ASH 2020 | Factors influencing response to talquetamab in myeloma

This agent that you mentioned is now also called talquetamab. It’s a GPRC5D targeting bispecific antibody, so it brings T-cells to the myeloma cells.

At this ASH meeting, there was a preclinical presentation from our laboratory. The abstract was presented by Christie Verkleij. She showed in her presentation that talquetamab is very effective in killing myeloma cells from patients with a dose-dependent lysis of the tumor cells. In this study, we were interested to identify determinants of response because when you know the determinants of response, you may be able to increase the efficacy by making rational combination strategies.

What we found was that patients whose tumor cells had higher GPRC5D expression had a better response ex-vivo in the lab to talquetamab. We also found that a higher effector-to-target ratio was predictive of response in our ex-vivo system. And we found as an important predictor of response that Tregs, regulatory T-cells, so immune suppressor cells, were able to impair talquetamab-induced myeloma cell lysis. So we found several predictors of response, which may allow us to make more rational combinations.

One of these rational combinations is the combination with daratumumab because daratumumab is able to eradicate CD38-positive Tregs, the most oppressive Treg subset. Indeed, in our lab, we find that daratumumab is able to boost the activity of talquetamab. We already published in Clinical Cancer Research a couple of months ago that daratumumab is also able to synergize with a BCMA, redirecting a BCMA-specific bispecific antibody. We tested teclistamab, also a Janssen compound.

Also because the effector-target ratio is predictive of response, it should be interesting to test whether prior induction therapy or reinduction therapy whereby the tumor load is reduced, T-cells increased, is able to further improve the clinical activity of talquetamab.

Interestingly, at this ASH meeting, there was also a clinical oral abstract on talquetamab, which was presented by Dr. Chari. He showed high efficacy of talquetamab in patients that were extensively pretreated, even those with triple class refractory disease, and talquetamab had, in this study, a manageable toxicity profile.
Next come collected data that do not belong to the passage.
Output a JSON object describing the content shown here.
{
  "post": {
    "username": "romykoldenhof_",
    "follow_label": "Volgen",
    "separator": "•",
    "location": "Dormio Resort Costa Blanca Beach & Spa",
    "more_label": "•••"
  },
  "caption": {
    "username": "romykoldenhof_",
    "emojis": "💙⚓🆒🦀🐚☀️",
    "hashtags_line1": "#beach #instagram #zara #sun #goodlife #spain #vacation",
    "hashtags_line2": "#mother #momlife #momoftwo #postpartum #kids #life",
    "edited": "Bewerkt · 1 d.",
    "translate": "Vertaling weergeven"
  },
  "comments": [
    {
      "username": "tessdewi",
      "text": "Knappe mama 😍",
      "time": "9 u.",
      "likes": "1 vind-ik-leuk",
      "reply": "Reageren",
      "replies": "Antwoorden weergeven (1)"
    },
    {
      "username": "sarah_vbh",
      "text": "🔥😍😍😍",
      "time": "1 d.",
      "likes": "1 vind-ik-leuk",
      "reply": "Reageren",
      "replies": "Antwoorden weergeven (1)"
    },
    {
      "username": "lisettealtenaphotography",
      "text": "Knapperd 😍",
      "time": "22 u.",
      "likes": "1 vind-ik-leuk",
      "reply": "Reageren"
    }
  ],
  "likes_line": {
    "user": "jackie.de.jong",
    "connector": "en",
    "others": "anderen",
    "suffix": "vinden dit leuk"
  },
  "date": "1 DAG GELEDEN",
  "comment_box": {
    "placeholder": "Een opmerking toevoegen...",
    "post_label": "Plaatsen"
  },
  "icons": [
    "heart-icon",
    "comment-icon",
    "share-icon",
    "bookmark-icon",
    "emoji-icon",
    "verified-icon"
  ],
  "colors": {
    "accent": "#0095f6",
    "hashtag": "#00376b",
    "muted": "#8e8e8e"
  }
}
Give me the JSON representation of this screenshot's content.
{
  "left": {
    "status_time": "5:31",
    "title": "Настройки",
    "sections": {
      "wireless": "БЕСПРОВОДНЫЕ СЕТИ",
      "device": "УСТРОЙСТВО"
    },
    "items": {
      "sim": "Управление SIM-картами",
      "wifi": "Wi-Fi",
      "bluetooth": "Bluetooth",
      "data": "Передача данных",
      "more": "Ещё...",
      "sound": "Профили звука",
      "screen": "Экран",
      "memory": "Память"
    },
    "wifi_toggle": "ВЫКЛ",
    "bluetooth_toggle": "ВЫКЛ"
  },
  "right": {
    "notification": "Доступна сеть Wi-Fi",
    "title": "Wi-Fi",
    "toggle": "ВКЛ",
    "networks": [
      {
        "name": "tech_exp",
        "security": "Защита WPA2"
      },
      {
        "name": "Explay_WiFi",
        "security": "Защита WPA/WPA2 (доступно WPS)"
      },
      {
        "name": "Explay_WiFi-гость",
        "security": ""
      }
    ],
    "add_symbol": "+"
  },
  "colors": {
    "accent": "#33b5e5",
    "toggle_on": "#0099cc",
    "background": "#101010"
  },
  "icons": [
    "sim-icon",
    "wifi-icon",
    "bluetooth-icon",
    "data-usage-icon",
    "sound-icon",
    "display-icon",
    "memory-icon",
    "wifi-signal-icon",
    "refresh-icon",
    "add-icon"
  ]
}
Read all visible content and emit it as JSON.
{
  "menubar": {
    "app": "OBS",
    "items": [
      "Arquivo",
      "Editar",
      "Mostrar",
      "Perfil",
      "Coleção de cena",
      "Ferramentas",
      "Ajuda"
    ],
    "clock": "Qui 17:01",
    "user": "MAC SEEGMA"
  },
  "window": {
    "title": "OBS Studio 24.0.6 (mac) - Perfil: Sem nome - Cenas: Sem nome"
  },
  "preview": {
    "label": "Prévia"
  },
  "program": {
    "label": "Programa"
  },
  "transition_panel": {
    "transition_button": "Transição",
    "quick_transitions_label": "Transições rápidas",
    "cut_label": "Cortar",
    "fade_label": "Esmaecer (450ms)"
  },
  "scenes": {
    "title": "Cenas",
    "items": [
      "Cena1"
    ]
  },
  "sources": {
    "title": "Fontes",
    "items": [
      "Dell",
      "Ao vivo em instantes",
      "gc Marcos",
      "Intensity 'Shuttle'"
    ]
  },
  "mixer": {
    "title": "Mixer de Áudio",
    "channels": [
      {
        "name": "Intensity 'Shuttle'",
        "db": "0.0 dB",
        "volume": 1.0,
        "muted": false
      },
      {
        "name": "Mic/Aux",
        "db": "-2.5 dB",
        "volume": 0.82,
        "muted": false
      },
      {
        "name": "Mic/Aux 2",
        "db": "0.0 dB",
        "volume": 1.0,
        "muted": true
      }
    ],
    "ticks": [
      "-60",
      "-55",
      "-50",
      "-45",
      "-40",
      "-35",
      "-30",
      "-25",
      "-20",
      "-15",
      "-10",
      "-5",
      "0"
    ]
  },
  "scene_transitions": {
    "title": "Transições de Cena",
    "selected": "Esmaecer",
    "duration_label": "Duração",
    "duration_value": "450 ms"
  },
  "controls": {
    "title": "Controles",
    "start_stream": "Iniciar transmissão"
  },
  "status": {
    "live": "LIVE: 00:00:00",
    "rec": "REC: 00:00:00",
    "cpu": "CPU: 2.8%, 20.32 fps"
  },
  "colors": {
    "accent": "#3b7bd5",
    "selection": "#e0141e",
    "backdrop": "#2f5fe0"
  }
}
Most patients had some sort of CRS, cytokine release syndrome, in the first one or two infusions, but this was almost always grade one or grade two, and this cytokine release syndrome could be adequately managed by either steroids or tocilizumab. Grade three was only seen in one or two patients. Infections were also relatively low in terms of frequency, which is important in such a heavily pretreated population, and some patients experienced skin reactions.

But overall, I think talquetamab is a new bispecific antibody, which will be evaluated in earlier phases of multiple myeloma because of its high efficacy and favorable toxicity profile. So together with the BCMA, bispecifics GPRC5D targeting will be a new effective way of eradicating myeloma cells.